From top to bottom, Matt Steinhoff’s home collection includes the Microsoft Ergonomic Keyboard he uses every day, a Microsoft Natural Ergonomic Desktop 7000 keyboard someone gave him, and an old Microsoft Natural Ergonomic Keyboard 4000 he keeps as a backup. I’m here.
None of the models were perfect for Steinhoff, but he appreciates their affordability. And relying on them for years may have been a kind of precaution. His brother recently underwent surgery for carpal tunnel syndrome.
“I’ve definitely put off using an ergonomic keyboard,” he said.
As for the mother’s keyboard, the Steinhoff family knows they shouldn’t touch it, even if they update her computer every ten years.
“I really, really like my keyboard,” she wrote in an email to her son. “No, I can’t have it.”
Many software developers at Microsoft also like them, Edie Adams, the company’s director of ergonomics, said in a 2022 interview.
“I think it’s because people are used to it,” she said.
Atwood said he understands why Microsoft chose to exit the market after so many years. One is a video posted on his social media of people building keyboards as keyboards explode in popularity. In the 1990s, ordinary people bought a PC and just used the keyboard that came with it.
Atwood’s desk in his home in Berkeley, Calif., has a rainbow keyboard that someone made for him.
“The industry is mature and we want to focus on other things,” Atwood said. He announced in 2013 that he had collaborated with WASD Keyboards to develop a bare-bones mechanical keyboard. code. “They really deserve a lot of kudos when it comes to hardware. In my opinion it was underappreciated. They really pushed things forward.”
A Microsoft spokesperson told CNBC in an email that the company is “focused on its portfolio of Surface-branded Windows PC accessories.”

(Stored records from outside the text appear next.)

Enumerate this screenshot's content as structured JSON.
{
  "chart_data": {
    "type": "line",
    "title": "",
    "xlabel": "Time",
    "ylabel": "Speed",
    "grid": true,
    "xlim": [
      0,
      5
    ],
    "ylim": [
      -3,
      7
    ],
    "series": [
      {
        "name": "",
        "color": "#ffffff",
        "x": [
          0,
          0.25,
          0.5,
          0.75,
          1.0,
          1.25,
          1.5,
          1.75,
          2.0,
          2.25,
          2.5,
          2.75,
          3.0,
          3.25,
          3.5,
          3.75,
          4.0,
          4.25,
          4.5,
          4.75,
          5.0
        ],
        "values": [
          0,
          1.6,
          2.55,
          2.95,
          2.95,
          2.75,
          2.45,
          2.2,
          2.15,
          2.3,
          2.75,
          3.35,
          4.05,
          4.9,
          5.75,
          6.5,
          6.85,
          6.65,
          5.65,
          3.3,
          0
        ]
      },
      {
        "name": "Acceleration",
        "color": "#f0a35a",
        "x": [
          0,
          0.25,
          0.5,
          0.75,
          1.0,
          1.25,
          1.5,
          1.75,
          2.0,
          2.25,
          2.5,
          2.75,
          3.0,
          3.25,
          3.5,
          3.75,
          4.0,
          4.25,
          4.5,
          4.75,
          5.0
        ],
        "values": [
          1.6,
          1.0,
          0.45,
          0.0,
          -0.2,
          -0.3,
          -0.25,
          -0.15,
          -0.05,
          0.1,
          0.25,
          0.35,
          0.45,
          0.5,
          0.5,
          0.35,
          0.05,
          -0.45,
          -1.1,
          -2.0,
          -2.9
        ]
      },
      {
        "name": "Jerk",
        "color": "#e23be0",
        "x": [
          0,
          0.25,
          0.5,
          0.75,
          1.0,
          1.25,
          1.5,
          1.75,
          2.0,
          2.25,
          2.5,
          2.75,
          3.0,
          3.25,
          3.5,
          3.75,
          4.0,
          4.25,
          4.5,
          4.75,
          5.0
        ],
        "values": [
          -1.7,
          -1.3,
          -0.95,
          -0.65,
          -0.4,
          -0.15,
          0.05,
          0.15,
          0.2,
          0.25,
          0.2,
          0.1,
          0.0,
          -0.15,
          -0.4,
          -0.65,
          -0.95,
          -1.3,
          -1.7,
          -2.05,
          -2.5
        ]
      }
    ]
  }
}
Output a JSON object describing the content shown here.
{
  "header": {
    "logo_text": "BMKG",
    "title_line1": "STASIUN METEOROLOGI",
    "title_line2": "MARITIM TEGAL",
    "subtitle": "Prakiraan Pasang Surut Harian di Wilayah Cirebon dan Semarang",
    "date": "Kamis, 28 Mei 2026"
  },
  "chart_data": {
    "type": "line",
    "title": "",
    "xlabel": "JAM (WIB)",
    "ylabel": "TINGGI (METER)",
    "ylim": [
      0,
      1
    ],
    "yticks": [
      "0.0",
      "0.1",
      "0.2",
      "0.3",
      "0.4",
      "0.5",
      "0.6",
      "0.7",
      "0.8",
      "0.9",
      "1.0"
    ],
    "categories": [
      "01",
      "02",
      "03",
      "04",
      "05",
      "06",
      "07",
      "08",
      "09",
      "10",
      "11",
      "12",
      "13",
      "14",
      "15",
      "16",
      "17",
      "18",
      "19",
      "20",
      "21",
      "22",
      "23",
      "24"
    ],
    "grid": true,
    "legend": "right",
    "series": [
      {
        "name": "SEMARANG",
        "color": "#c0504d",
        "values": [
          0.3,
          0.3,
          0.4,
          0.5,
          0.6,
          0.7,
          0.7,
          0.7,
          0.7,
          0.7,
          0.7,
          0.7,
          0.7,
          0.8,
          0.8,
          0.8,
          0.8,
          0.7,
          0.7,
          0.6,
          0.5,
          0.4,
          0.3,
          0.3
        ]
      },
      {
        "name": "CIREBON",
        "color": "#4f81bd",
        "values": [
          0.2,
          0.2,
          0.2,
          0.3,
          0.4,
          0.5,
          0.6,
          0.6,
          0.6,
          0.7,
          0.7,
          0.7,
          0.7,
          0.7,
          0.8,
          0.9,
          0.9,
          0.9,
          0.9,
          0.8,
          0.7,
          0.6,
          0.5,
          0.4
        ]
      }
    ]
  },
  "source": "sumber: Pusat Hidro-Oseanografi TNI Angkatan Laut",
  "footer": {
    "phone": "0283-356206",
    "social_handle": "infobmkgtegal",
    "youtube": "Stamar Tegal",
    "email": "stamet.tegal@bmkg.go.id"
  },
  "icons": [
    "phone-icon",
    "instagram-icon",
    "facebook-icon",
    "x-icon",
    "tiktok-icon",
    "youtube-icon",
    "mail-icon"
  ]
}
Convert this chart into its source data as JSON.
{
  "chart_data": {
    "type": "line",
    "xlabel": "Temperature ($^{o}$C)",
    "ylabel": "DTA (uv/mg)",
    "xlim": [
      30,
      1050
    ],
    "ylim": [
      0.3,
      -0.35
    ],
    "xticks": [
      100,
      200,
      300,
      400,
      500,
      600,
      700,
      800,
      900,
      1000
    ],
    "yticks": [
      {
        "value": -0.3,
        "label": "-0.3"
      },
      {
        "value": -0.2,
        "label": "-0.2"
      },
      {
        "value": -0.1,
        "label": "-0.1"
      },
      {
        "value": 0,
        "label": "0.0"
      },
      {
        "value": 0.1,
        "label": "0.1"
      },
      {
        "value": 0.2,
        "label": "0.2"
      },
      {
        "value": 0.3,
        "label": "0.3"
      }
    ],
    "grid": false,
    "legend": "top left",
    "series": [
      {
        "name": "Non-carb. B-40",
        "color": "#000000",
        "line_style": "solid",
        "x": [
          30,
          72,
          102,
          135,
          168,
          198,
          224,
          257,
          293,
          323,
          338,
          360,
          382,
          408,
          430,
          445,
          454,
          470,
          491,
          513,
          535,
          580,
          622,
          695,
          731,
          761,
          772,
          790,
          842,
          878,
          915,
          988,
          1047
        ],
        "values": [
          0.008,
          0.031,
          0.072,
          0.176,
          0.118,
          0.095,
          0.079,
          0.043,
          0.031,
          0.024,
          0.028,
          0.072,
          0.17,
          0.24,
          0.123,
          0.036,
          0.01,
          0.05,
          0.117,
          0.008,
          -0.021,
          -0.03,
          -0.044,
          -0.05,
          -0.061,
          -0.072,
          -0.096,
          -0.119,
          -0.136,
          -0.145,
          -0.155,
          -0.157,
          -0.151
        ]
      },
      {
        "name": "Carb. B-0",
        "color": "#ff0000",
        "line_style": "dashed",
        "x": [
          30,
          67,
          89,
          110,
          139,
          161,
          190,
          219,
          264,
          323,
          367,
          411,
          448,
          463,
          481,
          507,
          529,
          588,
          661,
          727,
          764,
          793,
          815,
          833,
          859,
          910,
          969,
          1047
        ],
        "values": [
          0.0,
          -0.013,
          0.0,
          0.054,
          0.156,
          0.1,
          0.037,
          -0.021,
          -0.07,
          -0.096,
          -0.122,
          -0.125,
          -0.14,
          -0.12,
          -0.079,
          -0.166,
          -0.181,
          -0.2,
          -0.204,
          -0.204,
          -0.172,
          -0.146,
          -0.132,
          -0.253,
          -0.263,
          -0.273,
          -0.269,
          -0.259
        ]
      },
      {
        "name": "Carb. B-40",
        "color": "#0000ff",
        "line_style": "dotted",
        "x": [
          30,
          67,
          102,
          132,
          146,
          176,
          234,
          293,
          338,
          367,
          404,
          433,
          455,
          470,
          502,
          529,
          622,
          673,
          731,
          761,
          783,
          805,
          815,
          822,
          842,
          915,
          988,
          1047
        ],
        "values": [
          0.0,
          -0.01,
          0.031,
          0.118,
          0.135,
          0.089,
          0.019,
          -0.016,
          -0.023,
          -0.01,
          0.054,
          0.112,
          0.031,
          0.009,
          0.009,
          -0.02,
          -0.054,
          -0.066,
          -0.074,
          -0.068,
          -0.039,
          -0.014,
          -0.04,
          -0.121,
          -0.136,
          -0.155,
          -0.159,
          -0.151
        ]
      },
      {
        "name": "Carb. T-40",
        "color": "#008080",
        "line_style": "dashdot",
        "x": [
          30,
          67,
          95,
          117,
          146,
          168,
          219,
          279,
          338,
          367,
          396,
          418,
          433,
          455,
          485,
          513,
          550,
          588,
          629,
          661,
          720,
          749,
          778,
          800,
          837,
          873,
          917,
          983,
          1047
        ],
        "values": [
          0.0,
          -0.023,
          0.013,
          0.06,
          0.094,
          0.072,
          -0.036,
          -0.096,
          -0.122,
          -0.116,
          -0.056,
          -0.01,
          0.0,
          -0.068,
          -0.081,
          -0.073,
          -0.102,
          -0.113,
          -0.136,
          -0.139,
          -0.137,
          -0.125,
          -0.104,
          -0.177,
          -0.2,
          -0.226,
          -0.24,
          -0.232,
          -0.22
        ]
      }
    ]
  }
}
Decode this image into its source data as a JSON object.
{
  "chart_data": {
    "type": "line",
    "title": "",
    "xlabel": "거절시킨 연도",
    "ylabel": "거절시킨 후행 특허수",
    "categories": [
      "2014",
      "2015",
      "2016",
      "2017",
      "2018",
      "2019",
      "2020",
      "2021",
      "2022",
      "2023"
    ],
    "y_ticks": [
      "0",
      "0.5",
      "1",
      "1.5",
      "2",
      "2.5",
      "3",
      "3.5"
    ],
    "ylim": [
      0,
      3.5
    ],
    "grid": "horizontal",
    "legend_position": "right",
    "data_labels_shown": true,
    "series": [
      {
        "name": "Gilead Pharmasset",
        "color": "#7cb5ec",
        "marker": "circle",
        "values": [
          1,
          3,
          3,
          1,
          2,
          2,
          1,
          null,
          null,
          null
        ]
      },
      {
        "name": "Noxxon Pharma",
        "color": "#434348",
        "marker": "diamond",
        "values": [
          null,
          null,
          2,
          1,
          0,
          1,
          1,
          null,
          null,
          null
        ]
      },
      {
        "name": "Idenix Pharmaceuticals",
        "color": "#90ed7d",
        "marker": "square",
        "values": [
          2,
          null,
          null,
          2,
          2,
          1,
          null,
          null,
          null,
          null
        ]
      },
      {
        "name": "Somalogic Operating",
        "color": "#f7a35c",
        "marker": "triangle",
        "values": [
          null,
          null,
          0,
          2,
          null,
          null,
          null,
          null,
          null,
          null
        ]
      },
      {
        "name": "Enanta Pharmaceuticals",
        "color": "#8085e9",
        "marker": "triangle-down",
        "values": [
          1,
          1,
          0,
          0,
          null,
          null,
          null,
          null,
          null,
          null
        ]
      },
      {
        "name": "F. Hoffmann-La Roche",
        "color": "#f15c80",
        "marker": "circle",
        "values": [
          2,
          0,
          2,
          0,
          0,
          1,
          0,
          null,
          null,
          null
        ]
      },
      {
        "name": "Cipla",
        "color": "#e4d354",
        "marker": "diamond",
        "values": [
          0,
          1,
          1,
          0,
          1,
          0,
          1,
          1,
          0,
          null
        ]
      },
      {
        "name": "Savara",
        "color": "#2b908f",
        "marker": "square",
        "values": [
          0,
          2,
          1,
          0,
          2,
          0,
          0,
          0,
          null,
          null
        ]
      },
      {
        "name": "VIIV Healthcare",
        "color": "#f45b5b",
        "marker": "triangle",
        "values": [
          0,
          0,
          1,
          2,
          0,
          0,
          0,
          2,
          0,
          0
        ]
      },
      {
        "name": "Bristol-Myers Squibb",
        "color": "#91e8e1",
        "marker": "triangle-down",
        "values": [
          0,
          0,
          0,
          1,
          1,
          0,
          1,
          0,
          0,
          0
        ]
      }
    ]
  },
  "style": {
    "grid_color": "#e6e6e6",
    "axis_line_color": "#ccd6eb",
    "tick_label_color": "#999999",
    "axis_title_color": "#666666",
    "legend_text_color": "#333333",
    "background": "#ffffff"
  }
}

McLoone owns a Microsoft Wireless Comfort Desktop 5050, whose keyboard features the curved design he pioneered before leaving Microsoft in 2009. The keys are set to encourage good posture and have a large central key. Microsoft’s latest Sculpt Comfort desktop kit includes a similarly styled keyboard.
The keyboard is out of stock on Microsoft’s website, but it’s still in stock. Available on Amazon. A person in Japan heard the news that Microsoft would stop manufacturing the product, so he bought 10 of them on Amazon.
What does Mr. Macron suggest?
“I don’t know. I’ll buy the next good one and stock up,” said McLone, now senior manager of user experience research at T-Mobile.
Other versions of Microsoft’s older keyboards are similarly out of stock, but you can find them elsewhere online for the time being.
Microsoft still sells the Surface Ergonomic Keyboard that it launched in 2016. Although it’s out of stock on the company’s website, it “remains part of its line of Surface-branded PC accessories,” a company spokesperson said. This model costs $129.99 on Amazon, which is double the price of his discontinued Microsoft Ergonomic Keyboard.
Other companies, including Logitech, still make ergonomic keyboards. But for people like Matter, that is of little consolation.
“I am so devastated,” Matter wrote in an email. “I have to buy another set as a spare before they are discontinued.”